Monsieur l’abbé Louis Lallement, qui fut curé de Moiremont, recueillit en patois les contes et légendes de l’Argonne. Ce vieux langage imagé, vivant, savoureux à entendre avec l’accent du terroir est souvent difficile à écrire et à lire.
De cette « féerie argonnaise », voici le diable et la femme, transposé en français, dans lequel j’ai laissé quelques termes pittoresques.

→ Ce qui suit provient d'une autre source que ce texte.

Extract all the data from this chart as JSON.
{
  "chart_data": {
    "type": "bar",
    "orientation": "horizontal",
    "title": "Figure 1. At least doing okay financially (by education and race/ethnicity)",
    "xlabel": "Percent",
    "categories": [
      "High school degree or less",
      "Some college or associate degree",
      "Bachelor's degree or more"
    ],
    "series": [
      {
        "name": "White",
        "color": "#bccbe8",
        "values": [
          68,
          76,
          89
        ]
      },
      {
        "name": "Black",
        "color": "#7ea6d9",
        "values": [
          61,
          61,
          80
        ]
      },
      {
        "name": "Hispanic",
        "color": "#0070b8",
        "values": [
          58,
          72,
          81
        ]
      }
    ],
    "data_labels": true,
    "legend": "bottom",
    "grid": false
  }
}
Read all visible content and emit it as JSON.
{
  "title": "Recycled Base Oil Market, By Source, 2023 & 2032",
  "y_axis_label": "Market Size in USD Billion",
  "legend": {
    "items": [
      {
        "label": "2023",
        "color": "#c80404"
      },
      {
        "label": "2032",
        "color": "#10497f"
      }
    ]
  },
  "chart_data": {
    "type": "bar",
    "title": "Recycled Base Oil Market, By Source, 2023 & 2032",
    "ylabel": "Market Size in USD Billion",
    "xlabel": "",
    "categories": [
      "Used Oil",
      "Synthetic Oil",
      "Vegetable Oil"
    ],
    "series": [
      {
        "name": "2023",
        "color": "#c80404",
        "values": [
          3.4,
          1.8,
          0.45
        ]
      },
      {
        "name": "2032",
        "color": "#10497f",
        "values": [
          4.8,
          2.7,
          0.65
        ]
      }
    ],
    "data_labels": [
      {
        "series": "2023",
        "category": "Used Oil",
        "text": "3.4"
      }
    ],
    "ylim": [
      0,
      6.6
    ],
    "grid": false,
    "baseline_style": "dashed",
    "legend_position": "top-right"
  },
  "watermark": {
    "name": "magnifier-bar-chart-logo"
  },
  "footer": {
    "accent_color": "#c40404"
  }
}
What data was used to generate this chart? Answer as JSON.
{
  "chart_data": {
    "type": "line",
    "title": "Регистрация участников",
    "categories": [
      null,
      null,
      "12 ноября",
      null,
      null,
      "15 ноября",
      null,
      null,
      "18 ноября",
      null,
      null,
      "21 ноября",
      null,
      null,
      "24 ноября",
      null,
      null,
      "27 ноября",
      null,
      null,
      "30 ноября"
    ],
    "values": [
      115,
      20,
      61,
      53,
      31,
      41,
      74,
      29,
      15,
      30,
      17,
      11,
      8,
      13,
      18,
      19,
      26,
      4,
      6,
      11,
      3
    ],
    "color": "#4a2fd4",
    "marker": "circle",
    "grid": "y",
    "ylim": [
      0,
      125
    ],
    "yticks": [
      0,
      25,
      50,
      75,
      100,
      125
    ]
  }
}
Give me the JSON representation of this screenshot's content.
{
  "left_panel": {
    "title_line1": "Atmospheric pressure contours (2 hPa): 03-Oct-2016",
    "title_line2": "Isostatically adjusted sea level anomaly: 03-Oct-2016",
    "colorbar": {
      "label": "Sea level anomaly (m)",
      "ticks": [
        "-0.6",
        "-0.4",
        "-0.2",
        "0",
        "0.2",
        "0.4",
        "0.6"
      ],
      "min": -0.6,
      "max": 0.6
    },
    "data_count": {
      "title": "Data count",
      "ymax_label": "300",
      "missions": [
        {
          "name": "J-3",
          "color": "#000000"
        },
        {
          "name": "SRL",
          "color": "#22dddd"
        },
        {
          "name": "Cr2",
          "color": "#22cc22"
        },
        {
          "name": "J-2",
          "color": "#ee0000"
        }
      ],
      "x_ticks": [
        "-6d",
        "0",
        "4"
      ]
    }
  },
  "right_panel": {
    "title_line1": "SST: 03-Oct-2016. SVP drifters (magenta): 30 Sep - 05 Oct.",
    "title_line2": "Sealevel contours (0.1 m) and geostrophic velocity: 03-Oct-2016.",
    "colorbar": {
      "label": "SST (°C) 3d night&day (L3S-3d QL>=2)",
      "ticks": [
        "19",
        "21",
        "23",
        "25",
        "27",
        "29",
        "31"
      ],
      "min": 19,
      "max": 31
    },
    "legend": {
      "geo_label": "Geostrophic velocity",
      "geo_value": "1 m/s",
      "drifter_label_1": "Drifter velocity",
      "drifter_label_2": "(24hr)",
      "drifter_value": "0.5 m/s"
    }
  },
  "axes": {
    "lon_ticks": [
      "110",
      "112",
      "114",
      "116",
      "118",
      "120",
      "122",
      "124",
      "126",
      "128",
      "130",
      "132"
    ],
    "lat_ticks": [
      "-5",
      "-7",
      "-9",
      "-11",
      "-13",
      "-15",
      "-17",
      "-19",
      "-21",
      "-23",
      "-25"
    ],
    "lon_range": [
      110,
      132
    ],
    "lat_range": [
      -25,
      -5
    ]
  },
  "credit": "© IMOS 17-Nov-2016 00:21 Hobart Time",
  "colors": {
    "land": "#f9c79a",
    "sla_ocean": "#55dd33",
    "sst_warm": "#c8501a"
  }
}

« C’est une vieille histoire et celle qui nous l’a apprise n’a plus mal aux dents, pour sûr ! C’est la Marie Hannequin, la fille de maître Berna, celui qui faisait l’école près de la route neuve. Elle tenait cette histoire et encore bien d’autres de son père “ je crois plutôt que c’était de son grand-père “ l’Jacquot Hannequin, un bon maître d’école aussi, qui avait trouvé des tas d’histoires dans les papiers des moines. Il fallait voir la « cambuse » de la Marie : une « gaille » n’y aurait pas retrouvé son « bouca ». J’allais avec elle aux étangs chercher des framboises ou de la bruyère et je conduisais son âne, qui était aveugle. Pendant que le cadet prenait de bonnes « goulées », la Marie nous racontait l’histoire du diable et de la fermière. Ecoutez bien ! Ea m’a toujours épouvanté et il faut que je me signe ».
Un jour de printemps, notre Seigneur se promenait avec Saint Pierre dans le grand jardin du Paradis. Quand ils furent bien « hodés », ils cherchèrent un endroit pour s’asseoir. Pendant que Saint Pierre parlait, le Bon Dieu regardait au loin, de l’autre côté de la terre. C’était terrible !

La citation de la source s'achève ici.